Can we revert back and be honest-to-goodness? don’t worry anyways, i did not betrayed you even once if you had ever wonder. i simply set aside all those secrets and feelings the moment we started to drift apart.

… …

It’s been a while.

 

 

It’s been some time and the first thing that comes to mind is the arrival of october. Although I’m an august baby, I yearn for september to come.

First thing first, can you believe internship is finally gonna come to an end? It’s been 4.5 months and there’s only another 1.5 month to go. I can’t believe I’m actually gonna make it after all these stress and hassles (I actually bother to take up a part-time job during this complicated-enough time).
Therefore, I made an exceptional promise to plan a getaway right after this mundane period. so i thought October would be the best rest and relaxation interval for me.

waiting for more jollifications to chance upon…

 

 

i’m a virgo.

Recently I got to see this on twitter and i thought it was interesting, but i think i will become selfless if i were to think that way. lol @TheDailyVirgo

Virgos born on Aug 30 have an overwhelming urge to express their individual identities. They have a love of learning, travel and written word. (true, these are my hobbies)

People born on Aug 30 are sincere friends. They’re extremely fun-loving and enjoy a vibrant social life. (this is for you to decide)

Virgos born on Aug 30 tend to think big and have a tendency to spend big. Fortunately, they have a talent for financial management. (maybe not think but spend big. but the second part is definitely true hahahaha)

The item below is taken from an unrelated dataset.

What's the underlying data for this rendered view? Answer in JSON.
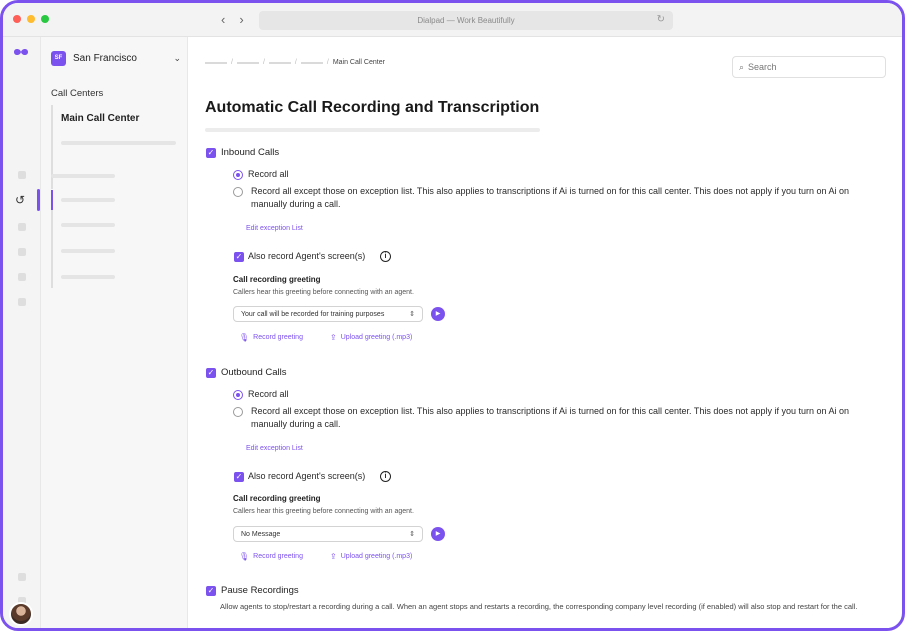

August 30 born Virgos have a positive attitude about life; setbacks and delays don’t worry them. (yah right , but i think a lot about them)

Her composition

There is a girl who has been striving for independence ever since she had her first reality experience. From then on, she started fighting against her dependable life. But she did not always succeed in every way. There would be ups and downs in between and after all, she’s a girl; she would waiver to temptations at times too. Especially when she’s living a luxurious life now, how can she resist? Everyone would love lavish gifts, don’t they?

When she yearns for something, she saves up and don’t mind spending. But she fears of getting the wrong advice and ended up falling into a problematic gash. When she can’t get what she wants, irresistable opportunities just happens to drop from the sky and as i said, it’s irresistable.

Temptations don’t invariably gets her happy yet guilty as well. She can get upset when she don’t get what she was expecting to come. She didn’t want empty expectations, but sometimes that is all she gets. Usually at times like this, she will cry to sleep. She thought that nobody could console her, that nobody understands how she feels. Because she thinks people are born to be selfish.

She finally learned not to set high expectations on people and it is only true to depend on herself. But she still finds it so difficult to loosen herself to indepedence, considering the consequences. She doubts she’s ready.

This is the struggle of her independency.

i’m not bored.

I just translated a whole chunk of lyric from a chinese song. i don’t think i’m crazy, so don’t call me that. fyi, i do realize there’s a google translator.

i am not bored.

anyway it is called ‘beautiful love’ by tanya. (and hey, it’s a mini composition)

Keep a look out on the time and don’t let it float away again.
I was once so used to be attached to the dark world but ever since your ignorant appearance, i am deeply touched by it.

We had this walk and we had no contact or whatsoever, but i still feel as contented.

This world that I live in, it might just get crashed upon at any time.
If tomorrow is gonna disappear, and if i am still able to love, i do not wish for anything but to remember the warmth that you gave me in your hug.

Love’s beautiful, so beautiful.
You have to learn to lose before you start to truly care.
Be grateful for I am who I am, me whom you loved and embraced.
So please hold my hands and don’t let go.

Love’s beautiful, so beautiful.
I am very happy that you made, to understand me.
I will not cry in sorrow again as now i believe,
the proof to a life of beautiness is the courage to love with every single second.